Entre as ações da Agenda BC# que trarão oportunidades para o SBP, estão: o Open Banking, que trata do compartilhamento de dados, produtos e serviços entre as diferentes instituições do SFN; o Sandbox Regulatório, que flexibiliza os requisitos regulatórios por um período limitado para permitir que empresas testem serviços e produtos financeiros inovadores; e a implementação do ecossistema de Pagamentos Instantâneos, que permitirá que operações financeiras sejam executadas sete dias por semana, 24 horas por dia. Dessa forma, as atividades da Agenda BC# propiciarão condições para que os novos modelos de negócios oriundos das instituições de pagamento contribuam para o constante dinamismo e evolução do Sistema Financeiro Nacional (SFN), por meio do estímulo à competição, com foco no usuário dos produtos e serviços financeiros, bem como no desenvolvimento de um sistema mais inclusivo (BCB, 2020).

O Sandbox Regulatório deriva de experiências realizadas em outros países, notadamente no Reino Unido[8], sendo compreendido como um ambiente controlado de testes para inovações financeiras e de pagamento, no qual entidades serão autorizadas a funcionar pelo BCB com a finalidade de testar, por período determinado, projeto inovador na área financeira e de pagamento, observando um conjunto específico de disposições regulamentares que amparam a realização controlada e delimitada de suas atividades (BCB, 2019b, p. 4).

O Sandbox Regulatório surge exatamente no contexto de adaptação da atividade regulatória do BCB à velocidade com que as inovações ocorrem no setor financeiro, em especial pelos novos entrantes (fintechs, bigtechs, entre outros). A estratégia do Sandbox Regulatório se mostra atraente para incentivar a inovação, ao mesmo tempo que permite entender melhor os modelos de negócio e os riscos associados. Ademais, o Sandbox demonstra maior efetividade quando considera o mercado de serviços financeiros como um todo, por isso a importância de uma forte integração entre os reguladores nacionais.
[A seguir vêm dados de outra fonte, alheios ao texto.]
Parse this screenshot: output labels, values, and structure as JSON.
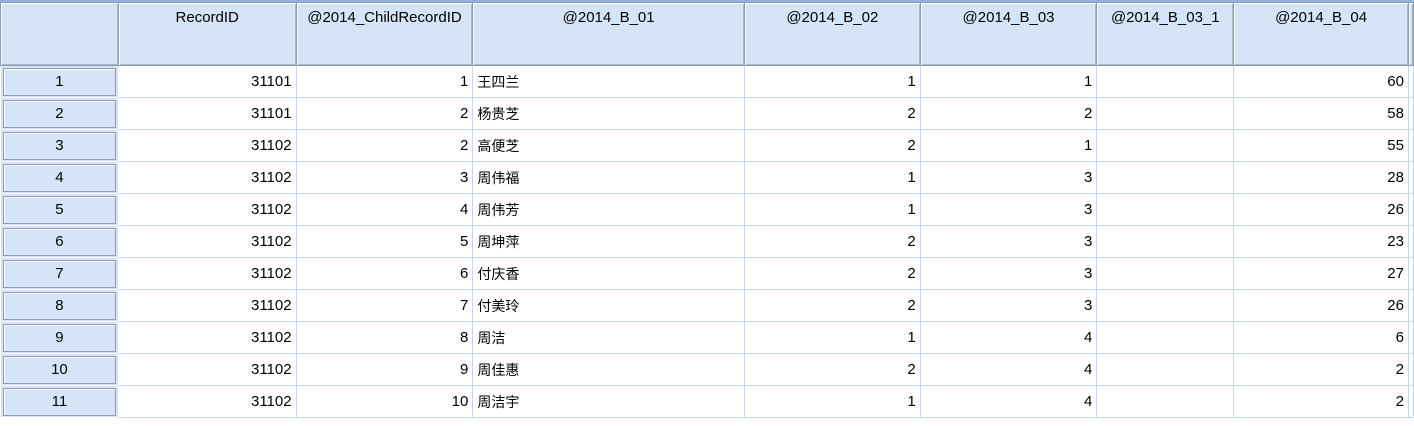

Nesse modelo, o BCB atua como observador e garantidor do efetivo cumprimento das disposições regulamentares dentro do ambiente experimental controlado, possibilitando que os novos participantes desenvolvam suas atividades sob monitoramento dos reguladores, recebendo orientação a respeito das regras às quais estão sujeitas, o que constitui fonte de valiosa segurança jurídica no desenvolvimento de produtos e modelos de negócios inovadores. Segundo delineado por Borges (2020, p. 32), o advento de modelos de negócio no setor financeiro baseados em tecnologia intensiva e disruptiva da informação colocou em xeque o sistema tradicional de atuação dos órgãos reguladores, até então pouco flexíveis e reativos às mudanças, para trazer modalidades de regulação mais flexíveis e adaptáveis à realidade cambiante do mercado regulado.
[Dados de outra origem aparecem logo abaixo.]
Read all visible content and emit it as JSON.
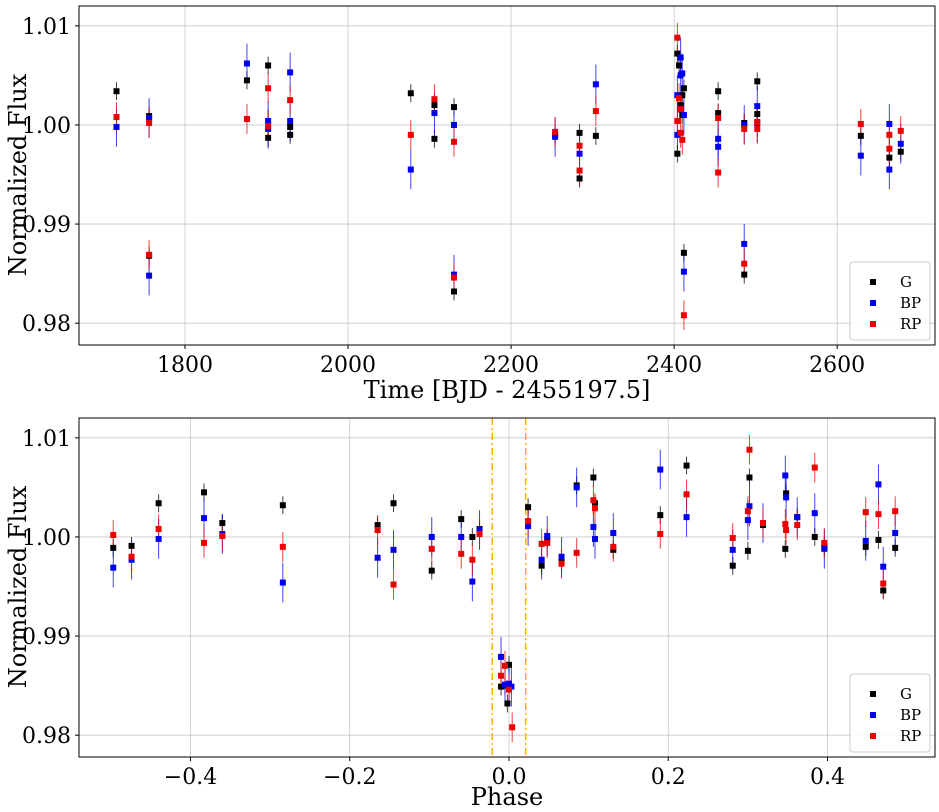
{
  "chart_data": [
    {
      "type": "scatter",
      "xlabel": "Time [BJD - 2455197.5]",
      "ylabel": "Normalized Flux",
      "xlim": [
        1670,
        2720
      ],
      "ylim": [
        0.9778,
        1.012
      ],
      "xticks": [
        1800,
        2000,
        2200,
        2400,
        2600
      ],
      "xtick_labels": [
        "1800",
        "2000",
        "2200",
        "2400",
        "2600"
      ],
      "yticks": [
        0.98,
        0.99,
        1.0,
        1.01
      ],
      "ytick_labels": [
        "0.98",
        "0.99",
        "1.00",
        "1.01"
      ],
      "grid": true,
      "legend_position": "bottom-right",
      "series": [
        {
          "name": "G",
          "color": "#000000",
          "err": 0.0009,
          "points": [
            [
              1716,
              1.0034
            ],
            [
              1756,
              1.0009
            ],
            [
              1756,
              0.9868
            ],
            [
              1876,
              1.0045
            ],
            [
              1902,
              1.006
            ],
            [
              1902,
              0.9987
            ],
            [
              1929,
              0.9998
            ],
            [
              1929,
              0.999
            ],
            [
              2077,
              1.0032
            ],
            [
              2106,
              0.9986
            ],
            [
              2106,
              1.002
            ],
            [
              2130,
              1.0018
            ],
            [
              2130,
              0.9832
            ],
            [
              2254,
              0.999
            ],
            [
              2284,
              0.9992
            ],
            [
              2284,
              0.9946
            ],
            [
              2304,
              0.9989
            ],
            [
              2404,
              1.0072
            ],
            [
              2404,
              0.9971
            ],
            [
              2406,
              1.006
            ],
            [
              2408,
              1.002
            ],
            [
              2410,
              1.003
            ],
            [
              2410,
              1.001
            ],
            [
              2412,
              0.9871
            ],
            [
              2412,
              1.0037
            ],
            [
              2454,
              1.0034
            ],
            [
              2454,
              1.0012
            ],
            [
              2486,
              0.9849
            ],
            [
              2486,
              1.0002
            ],
            [
              2502,
              1.0044
            ],
            [
              2502,
              1.0011
            ],
            [
              2629,
              0.9989
            ],
            [
              2664,
              0.9967
            ],
            [
              2678,
              0.9973
            ]
          ]
        },
        {
          "name": "BP",
          "color": "#0000ee",
          "err": 0.002,
          "points": [
            [
              1716,
              0.9998
            ],
            [
              1756,
              0.9848
            ],
            [
              1756,
              1.0007
            ],
            [
              1876,
              1.0062
            ],
            [
              1902,
              1.0004
            ],
            [
              1902,
              0.9996
            ],
            [
              1929,
              1.0053
            ],
            [
              1929,
              1.0004
            ],
            [
              2077,
              0.9955
            ],
            [
              2106,
              1.0012
            ],
            [
              2130,
              1.0
            ],
            [
              2130,
              0.9849
            ],
            [
              2254,
              0.9988
            ],
            [
              2284,
              0.9971
            ],
            [
              2304,
              1.0041
            ],
            [
              2404,
              1.003
            ],
            [
              2404,
              0.999
            ],
            [
              2408,
              1.005
            ],
            [
              2408,
              1.0068
            ],
            [
              2410,
              1.0052
            ],
            [
              2412,
              0.9852
            ],
            [
              2412,
              1.001
            ],
            [
              2454,
              0.9978
            ],
            [
              2454,
              0.9986
            ],
            [
              2486,
              0.988
            ],
            [
              2486,
              1.0
            ],
            [
              2502,
              1.0019
            ],
            [
              2502,
              1.0002
            ],
            [
              2629,
              0.9969
            ],
            [
              2664,
              1.0001
            ],
            [
              2664,
              0.9955
            ],
            [
              2678,
              0.9981
            ]
          ]
        },
        {
          "name": "RP",
          "color": "#ee0000",
          "err": 0.0015,
          "points": [
            [
              1716,
              1.0008
            ],
            [
              1756,
              1.0002
            ],
            [
              1756,
              0.9869
            ],
            [
              1876,
              1.0006
            ],
            [
              1902,
              1.0037
            ],
            [
              1902,
              0.9999
            ],
            [
              1929,
              1.0025
            ],
            [
              2077,
              0.999
            ],
            [
              2106,
              1.0026
            ],
            [
              2130,
              0.9983
            ],
            [
              2130,
              0.9846
            ],
            [
              2254,
              0.9993
            ],
            [
              2284,
              0.9954
            ],
            [
              2284,
              0.9979
            ],
            [
              2304,
              1.0014
            ],
            [
              2404,
              1.0088
            ],
            [
              2404,
              1.0004
            ],
            [
              2406,
              1.0027
            ],
            [
              2408,
              1.0016
            ],
            [
              2408,
              0.9992
            ],
            [
              2410,
              0.9985
            ],
            [
              2412,
              0.9808
            ],
            [
              2454,
              0.9952
            ],
            [
              2454,
              1.0007
            ],
            [
              2486,
              0.986
            ],
            [
              2486,
              0.9996
            ],
            [
              2502,
              0.9996
            ],
            [
              2502,
              1.0003
            ],
            [
              2629,
              1.0001
            ],
            [
              2664,
              0.999
            ],
            [
              2664,
              0.9976
            ],
            [
              2678,
              0.9994
            ]
          ]
        }
      ],
      "legend": [
        "G",
        "BP",
        "RP"
      ]
    },
    {
      "type": "scatter",
      "xlabel": "Phase",
      "ylabel": "Normalized Flux",
      "xlim": [
        -0.54,
        0.535
      ],
      "ylim": [
        0.9778,
        1.012
      ],
      "xticks": [
        -0.4,
        -0.2,
        0.0,
        0.2,
        0.4
      ],
      "xtick_labels": [
        "−0.4",
        "−0.2",
        "0.0",
        "0.2",
        "0.4"
      ],
      "yticks": [
        0.98,
        0.99,
        1.0,
        1.01
      ],
      "ytick_labels": [
        "0.98",
        "0.99",
        "1.00",
        "1.01"
      ],
      "grid": true,
      "legend_position": "bottom-right",
      "vlines": {
        "x": [
          -0.021,
          0.021
        ],
        "color": "#ffb000",
        "style": "dash-dot"
      },
      "series": [
        {
          "name": "G",
          "color": "#000000",
          "err": 0.0009,
          "points": [
            [
              -0.497,
              0.9989
            ],
            [
              -0.474,
              0.9991
            ],
            [
              -0.44,
              1.0034
            ],
            [
              -0.383,
              1.0045
            ],
            [
              -0.36,
              1.0014
            ],
            [
              -0.284,
              1.0032
            ],
            [
              -0.165,
              1.0012
            ],
            [
              -0.145,
              1.0034
            ],
            [
              -0.097,
              0.9966
            ],
            [
              -0.06,
              1.0018
            ],
            [
              -0.046,
              1.0
            ],
            [
              -0.037,
              1.0008
            ],
            [
              -0.01,
              0.9849
            ],
            [
              -0.005,
              0.985
            ],
            [
              0.0,
              0.9871
            ],
            [
              -0.002,
              0.9832
            ],
            [
              0.024,
              1.003
            ],
            [
              0.041,
              0.9971
            ],
            [
              0.048,
              0.9998
            ],
            [
              0.066,
              0.9975
            ],
            [
              0.085,
              1.0052
            ],
            [
              0.106,
              1.006
            ],
            [
              0.108,
              1.0034
            ],
            [
              0.131,
              0.9987
            ],
            [
              0.19,
              1.0022
            ],
            [
              0.223,
              1.0072
            ],
            [
              0.281,
              0.9971
            ],
            [
              0.3,
              0.9986
            ],
            [
              0.302,
              1.006
            ],
            [
              0.319,
              1.0012
            ],
            [
              0.347,
              0.9988
            ],
            [
              0.348,
              1.0044
            ],
            [
              0.362,
              1.002
            ],
            [
              0.384,
              1.0
            ],
            [
              0.396,
              0.999
            ],
            [
              0.448,
              0.999
            ],
            [
              0.464,
              0.9997
            ],
            [
              0.47,
              0.9946
            ],
            [
              0.485,
              0.9989
            ]
          ]
        },
        {
          "name": "BP",
          "color": "#0000ee",
          "err": 0.002,
          "points": [
            [
              -0.497,
              0.9969
            ],
            [
              -0.474,
              0.9977
            ],
            [
              -0.44,
              0.9998
            ],
            [
              -0.383,
              1.0019
            ],
            [
              -0.36,
              1.0003
            ],
            [
              -0.284,
              0.9954
            ],
            [
              -0.165,
              0.9979
            ],
            [
              -0.145,
              0.9987
            ],
            [
              -0.097,
              1.0
            ],
            [
              -0.06,
              1.0
            ],
            [
              -0.046,
              0.9955
            ],
            [
              -0.037,
              1.0007
            ],
            [
              -0.01,
              0.9879
            ],
            [
              -0.005,
              0.9851
            ],
            [
              0.0,
              0.9852
            ],
            [
              0.003,
              0.9849
            ],
            [
              0.024,
              1.0011
            ],
            [
              0.041,
              0.9977
            ],
            [
              0.048,
              1.0001
            ],
            [
              0.066,
              0.998
            ],
            [
              0.085,
              1.005
            ],
            [
              0.106,
              1.001
            ],
            [
              0.108,
              0.9998
            ],
            [
              0.131,
              1.0004
            ],
            [
              0.19,
              1.0068
            ],
            [
              0.223,
              1.002
            ],
            [
              0.281,
              0.9987
            ],
            [
              0.3,
              1.0017
            ],
            [
              0.302,
              1.0031
            ],
            [
              0.319,
              1.0014
            ],
            [
              0.347,
              1.0062
            ],
            [
              0.348,
              1.004
            ],
            [
              0.362,
              1.002
            ],
            [
              0.384,
              1.0024
            ],
            [
              0.396,
              0.9988
            ],
            [
              0.448,
              0.9996
            ],
            [
              0.464,
              1.0053
            ],
            [
              0.47,
              0.997
            ],
            [
              0.485,
              1.0004
            ]
          ]
        },
        {
          "name": "RP",
          "color": "#ee0000",
          "err": 0.0015,
          "points": [
            [
              -0.497,
              1.0002
            ],
            [
              -0.474,
              0.998
            ],
            [
              -0.44,
              1.0008
            ],
            [
              -0.383,
              0.9994
            ],
            [
              -0.36,
              1.0001
            ],
            [
              -0.284,
              0.999
            ],
            [
              -0.165,
              1.0007
            ],
            [
              -0.145,
              0.9952
            ],
            [
              -0.097,
              0.9988
            ],
            [
              -0.06,
              0.9983
            ],
            [
              -0.046,
              0.9977
            ],
            [
              -0.037,
              1.0003
            ],
            [
              -0.01,
              0.986
            ],
            [
              -0.005,
              0.987
            ],
            [
              0.0,
              0.9846
            ],
            [
              0.004,
              0.9808
            ],
            [
              0.024,
              1.0016
            ],
            [
              0.041,
              0.9993
            ],
            [
              0.048,
              0.9994
            ],
            [
              0.066,
              0.9973
            ],
            [
              0.085,
              0.9984
            ],
            [
              0.106,
              1.0037
            ],
            [
              0.108,
              1.0029
            ],
            [
              0.131,
              0.999
            ],
            [
              0.19,
              1.0003
            ],
            [
              0.223,
              1.0043
            ],
            [
              0.281,
              0.9999
            ],
            [
              0.3,
              1.0026
            ],
            [
              0.302,
              1.0088
            ],
            [
              0.319,
              1.0014
            ],
            [
              0.347,
              1.0013
            ],
            [
              0.348,
              1.0007
            ],
            [
              0.362,
              1.0012
            ],
            [
              0.384,
              1.007
            ],
            [
              0.396,
              0.9994
            ],
            [
              0.448,
              1.0025
            ],
            [
              0.464,
              1.0023
            ],
            [
              0.47,
              0.9953
            ],
            [
              0.485,
              1.0026
            ]
          ]
        }
      ],
      "legend": [
        "G",
        "BP",
        "RP"
      ]
    }
  ]
}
No Brasil, o Sandbox Regulatório foi instituído por minuta de ato conjunto, previsto no Edital de Consulta Pública 72/2019, do Banco Central do Brasil, colhendo do artigo 3º da minuta de Ato Normativo Conjunto a definição:

Artigo 3º. O Sandbox Regulatório é um ambiente em que entidades serão autorizadas a funcionar pelo Banco Central do Brasil, a fim de testar, por período determinado, projeto inovador na área financeira e de pagamento observando um conjunto específico de disposições regulamentares que amparam a realização controlada e delimitada de suas atividades. (BCB, 2019b, p. 4)

O artigo 5º da minuta de Ato Normativo Conjunto, constante no Edital de Consulta Pública 72/2019, traz em seu inciso I a previsão de regência do Sandbox Regulatório pelo princípio de estímulo à inovação e à diversidade de modelos de negócio no SFN e no SPB e da promoção da concorrência e da inclusão financeira, entre outros, o que denota o que foi constatado no decorrer do presente estudo, no sentido de que o BCB estimula a criação de um ambiente virtuoso para a inovação como instrumento de aumento da competitividade.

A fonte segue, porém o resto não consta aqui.